The function stoi converts a string to an integer. We have discussed this earlier.

The game board is initialized such that new square objects are created in two nested for loops. The amount of water of a square object is a random number between 0-4. The created square objects are first stored to vector row (inner for loop). When row vector is full, it is stored to the vector describing the whole game board (outer for loop).

Initializing the game board by using random numbers is not necessarily the best solution, from the point of view of the usability of the game. It is possible to get such a game board that you can win by dripping just one droplet of water to the right position of the game board. If you like challenges, you can develop a better algorithm for initializing the game board with the possibility to choose the level of difficulty. (For example, the total amount of water must always be the same. Winning the game becomes more difficult at higher levels.)

Next explore function `printBoard`¶

Function printBoard prints the numbers in X and Y axels, empty spaces, and new lines. It calls printing function of square objects, when each square prints itself, i.e. prints the correct character based on the state of the square.

As the numbers of X and Y axels, only the remainder after division by ten is printed. In this way, we can use the same space (one character) for all numbers in the ASCII user interface. You can try to increase the size of the board, and see what happens.

Most error-prone property in the program is that the printable coordinates start from 1, but indexing a vector starts from 0. You can see the effect of the property in this function.

There would be a little less details in this function, if it were implemented without printing empty spaces. However, such a solution would make the ASCII user interface even more uncomfortable to use.

Why on earth the implementor of the function has used output stream as a parameter? Maybe the reason is that in some situation printing could be done to another output stream than std::cout. We will consider streams more precisely later.

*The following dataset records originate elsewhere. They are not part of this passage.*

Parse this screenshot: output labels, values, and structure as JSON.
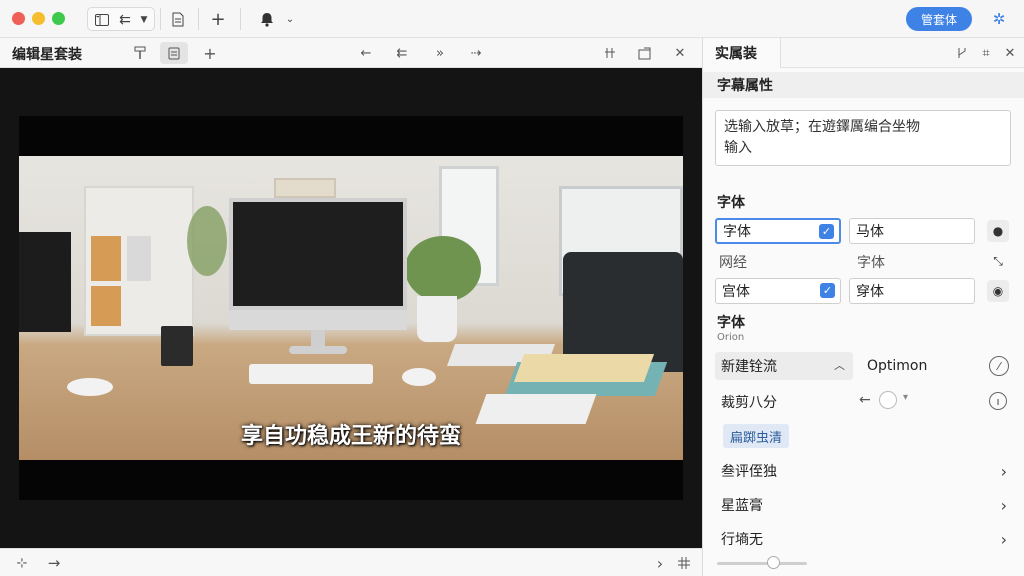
{
  "toolbar": {
    "sidebar_toggle_icon": "sidebar-icon",
    "nav_icon": "back-forward-icon",
    "dropdown_icon": "chevron-down-icon",
    "document_icon": "document-icon",
    "add_label": "+",
    "bell_icon": "bell-icon",
    "bell_dropdown_icon": "chevron-down-icon",
    "primary_button_label": "管套体",
    "primary_color": "#3f82e6",
    "settings_icon": "gear-icon"
  },
  "editor": {
    "title": "编辑星套装",
    "header_icons": [
      "format-painter-icon",
      "document-icon",
      "plus-icon",
      "arrow-left-icon",
      "double-arrow-left-icon",
      "double-arrow-right-icon",
      "arrow-right-dashed-icon",
      "split-icon",
      "export-icon",
      "close-icon"
    ],
    "add_label": "+",
    "close_label": "✕",
    "subtitle": "享自功稳成王新的待蛮",
    "footer_left_icon": "plus-icon",
    "footer_arrow_icon": "arrow-right-icon",
    "footer_right_chevron": "›",
    "footer_right_icon": "columns-icon"
  },
  "panel": {
    "tab_label": "实属装",
    "header_icons": [
      "branch-icon",
      "grid-icon",
      "close-icon"
    ],
    "section_title": "字幕属性",
    "text_value": "选输入放草；在遊鐸厲编合坐物\n输入",
    "font_section_label": "字体",
    "font_fields": [
      {
        "value": "字体",
        "checked": true
      },
      {
        "value": "马体",
        "checked": false
      }
    ],
    "font_row_labels": [
      "网经",
      "字体"
    ],
    "font_fields_2": [
      {
        "value": "宫体",
        "checked": true
      },
      {
        "value": "穿体",
        "checked": false
      }
    ],
    "font_label_2": "字体",
    "font_sublabel": "Orion",
    "dropdown_value": "新建铨流",
    "dropdown_side_value": "Optimon",
    "spacing_label": "裁剪八分",
    "chip_label": "扁踯虫清",
    "rows": [
      "叁评侄独",
      "星蓝膏",
      "行墒无"
    ]
  }
}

Next explore function `readCommandSuccesfully`¶

This function makes only minimal checks for the validity of input values. It checks if the given coordinates belong to the interval defined previously.

Control-C quits the program.

Conclusions¶

The program is a good example both of storing objects to a vector and of object-oriented programming. The most essential logic of the game is implemented such that square objects communicate with each other, for example, by adding water to other squares.

While exploring the program we have learnt new concepts such as forward declaration of a class and using clause in defining a new type. In addition, we have seen how to handle objects through pointers.

The game does not act exactly in the same way as the original one (the game behind the link). Namely, in our game, when a waterdrop pops, it adds water to other drops immediately. In the original game, a popped waterdrop produces splashes that moves the faster the closer the other waterdrops lie. We will return to such implementation, after we have gained more knowledge.